Il est 18 heures quand je quitte mon travail pour rejoindre l’arrêt des bus de la Socatur, une société privée de transport urbain. Je me place dans la file d’une quarantaine de personnes qui attendent de prendre un bus desservant Village, un quartier populaire à la périphérie de Douala. Trente minutes plus tard, la queue compte déjà près d’une centaine de voyageurs. Une heure passe : toujours aucun bus ni même de clando, un de ces minibus clandestins qui viennent de temps à autre charger des passagers. Les usagers s’impatientent, prêts à emprunter n’importe quel autre moyen de transport pour rentrer chez eux.

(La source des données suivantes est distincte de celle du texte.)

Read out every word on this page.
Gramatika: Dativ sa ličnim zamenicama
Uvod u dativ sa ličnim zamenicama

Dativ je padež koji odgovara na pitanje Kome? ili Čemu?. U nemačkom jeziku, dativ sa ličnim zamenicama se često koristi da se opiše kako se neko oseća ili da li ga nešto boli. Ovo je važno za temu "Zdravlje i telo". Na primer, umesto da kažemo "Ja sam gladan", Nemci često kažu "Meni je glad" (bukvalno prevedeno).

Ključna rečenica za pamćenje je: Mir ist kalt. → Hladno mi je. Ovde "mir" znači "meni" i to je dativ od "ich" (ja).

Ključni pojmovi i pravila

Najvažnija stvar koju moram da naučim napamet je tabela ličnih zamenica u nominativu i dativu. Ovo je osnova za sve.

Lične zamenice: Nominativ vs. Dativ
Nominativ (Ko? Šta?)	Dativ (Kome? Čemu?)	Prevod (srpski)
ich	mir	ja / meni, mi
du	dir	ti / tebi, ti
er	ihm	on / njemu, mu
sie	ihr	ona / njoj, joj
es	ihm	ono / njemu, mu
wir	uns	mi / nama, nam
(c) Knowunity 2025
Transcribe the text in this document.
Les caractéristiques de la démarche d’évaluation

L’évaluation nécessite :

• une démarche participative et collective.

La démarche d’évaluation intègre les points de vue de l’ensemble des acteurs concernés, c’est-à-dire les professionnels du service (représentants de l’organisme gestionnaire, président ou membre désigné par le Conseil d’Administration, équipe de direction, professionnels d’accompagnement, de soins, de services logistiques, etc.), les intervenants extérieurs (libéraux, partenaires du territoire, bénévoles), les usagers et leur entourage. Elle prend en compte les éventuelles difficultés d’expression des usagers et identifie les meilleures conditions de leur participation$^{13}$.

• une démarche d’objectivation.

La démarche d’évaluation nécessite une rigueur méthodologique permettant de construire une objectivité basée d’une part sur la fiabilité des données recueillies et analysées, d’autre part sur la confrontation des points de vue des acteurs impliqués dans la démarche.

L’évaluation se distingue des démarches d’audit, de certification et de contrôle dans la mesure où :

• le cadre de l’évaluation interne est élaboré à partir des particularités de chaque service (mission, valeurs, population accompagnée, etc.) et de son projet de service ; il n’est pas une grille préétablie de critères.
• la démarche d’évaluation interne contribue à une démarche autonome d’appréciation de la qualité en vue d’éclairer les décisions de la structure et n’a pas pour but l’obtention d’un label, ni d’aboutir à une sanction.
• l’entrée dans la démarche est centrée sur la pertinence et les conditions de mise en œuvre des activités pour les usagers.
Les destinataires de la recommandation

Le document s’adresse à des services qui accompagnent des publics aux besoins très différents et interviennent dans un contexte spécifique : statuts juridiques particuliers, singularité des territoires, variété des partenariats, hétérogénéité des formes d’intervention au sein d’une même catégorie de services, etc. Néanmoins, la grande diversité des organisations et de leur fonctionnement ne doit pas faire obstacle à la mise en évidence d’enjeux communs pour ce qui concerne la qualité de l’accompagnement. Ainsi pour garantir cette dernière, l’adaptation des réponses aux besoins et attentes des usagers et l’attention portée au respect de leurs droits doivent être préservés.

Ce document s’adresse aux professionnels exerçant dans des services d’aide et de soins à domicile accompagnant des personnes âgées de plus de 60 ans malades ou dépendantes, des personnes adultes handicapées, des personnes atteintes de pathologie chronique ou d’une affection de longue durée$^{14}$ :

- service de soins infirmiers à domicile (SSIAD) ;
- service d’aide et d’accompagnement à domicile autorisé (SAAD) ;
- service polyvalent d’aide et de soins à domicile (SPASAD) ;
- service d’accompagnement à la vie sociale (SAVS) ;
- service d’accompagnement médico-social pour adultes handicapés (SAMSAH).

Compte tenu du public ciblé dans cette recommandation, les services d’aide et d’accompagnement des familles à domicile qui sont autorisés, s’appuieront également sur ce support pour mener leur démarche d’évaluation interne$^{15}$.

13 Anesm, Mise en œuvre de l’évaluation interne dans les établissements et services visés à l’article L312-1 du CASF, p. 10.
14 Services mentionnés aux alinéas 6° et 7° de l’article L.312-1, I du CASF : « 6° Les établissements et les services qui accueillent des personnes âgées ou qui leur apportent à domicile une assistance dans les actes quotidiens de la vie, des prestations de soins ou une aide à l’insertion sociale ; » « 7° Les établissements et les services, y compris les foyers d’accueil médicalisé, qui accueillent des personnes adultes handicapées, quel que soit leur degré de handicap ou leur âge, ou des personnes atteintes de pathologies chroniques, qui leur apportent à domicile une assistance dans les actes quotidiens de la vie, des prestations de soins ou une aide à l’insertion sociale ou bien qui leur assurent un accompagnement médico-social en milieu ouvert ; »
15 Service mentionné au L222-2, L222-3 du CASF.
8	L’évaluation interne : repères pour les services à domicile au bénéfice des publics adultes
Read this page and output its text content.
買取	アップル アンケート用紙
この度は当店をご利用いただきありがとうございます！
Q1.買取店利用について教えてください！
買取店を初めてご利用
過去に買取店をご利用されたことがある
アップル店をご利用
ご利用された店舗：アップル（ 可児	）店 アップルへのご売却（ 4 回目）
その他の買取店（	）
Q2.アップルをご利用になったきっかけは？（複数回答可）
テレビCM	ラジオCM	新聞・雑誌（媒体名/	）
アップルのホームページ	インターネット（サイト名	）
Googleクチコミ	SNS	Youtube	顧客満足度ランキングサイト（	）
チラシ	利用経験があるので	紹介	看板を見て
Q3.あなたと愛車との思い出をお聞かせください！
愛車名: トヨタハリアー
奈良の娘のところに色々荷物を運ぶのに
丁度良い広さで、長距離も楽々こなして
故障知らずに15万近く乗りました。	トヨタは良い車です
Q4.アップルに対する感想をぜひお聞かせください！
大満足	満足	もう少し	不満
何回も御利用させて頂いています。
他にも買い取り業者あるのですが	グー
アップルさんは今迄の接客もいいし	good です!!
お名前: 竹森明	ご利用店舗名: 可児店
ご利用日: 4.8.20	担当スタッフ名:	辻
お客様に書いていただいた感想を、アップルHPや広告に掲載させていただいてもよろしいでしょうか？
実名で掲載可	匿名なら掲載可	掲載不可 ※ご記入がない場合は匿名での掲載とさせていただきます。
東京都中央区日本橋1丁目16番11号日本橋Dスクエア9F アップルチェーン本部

Soudain, un fourgon noir aux vitres fumées, portant les initiales des « Pompes funèbres » s’arrête. Nous voici face à un de ces corbillards qui font parfois office de taxis aux heures de pointe. Quelques curieux s’approchent du véhicule. Les plus pressés se bousculent déjà pour occuper les six places assises aménagées. L’espace restant, qui accueille habituellement le cercueil, ne trouve pas (encore) preneur. Peu importe ! Le chauffeur démarre en trombe, sûr de faire le plein au prochain arrêt… Deux cents mètres plus loin, il embarque trois autres clients qui s’installent comme ils peuvent sur les deux parties surélevées des roues arrière. Nous sommes désormais sept à bord en plus du conducteur.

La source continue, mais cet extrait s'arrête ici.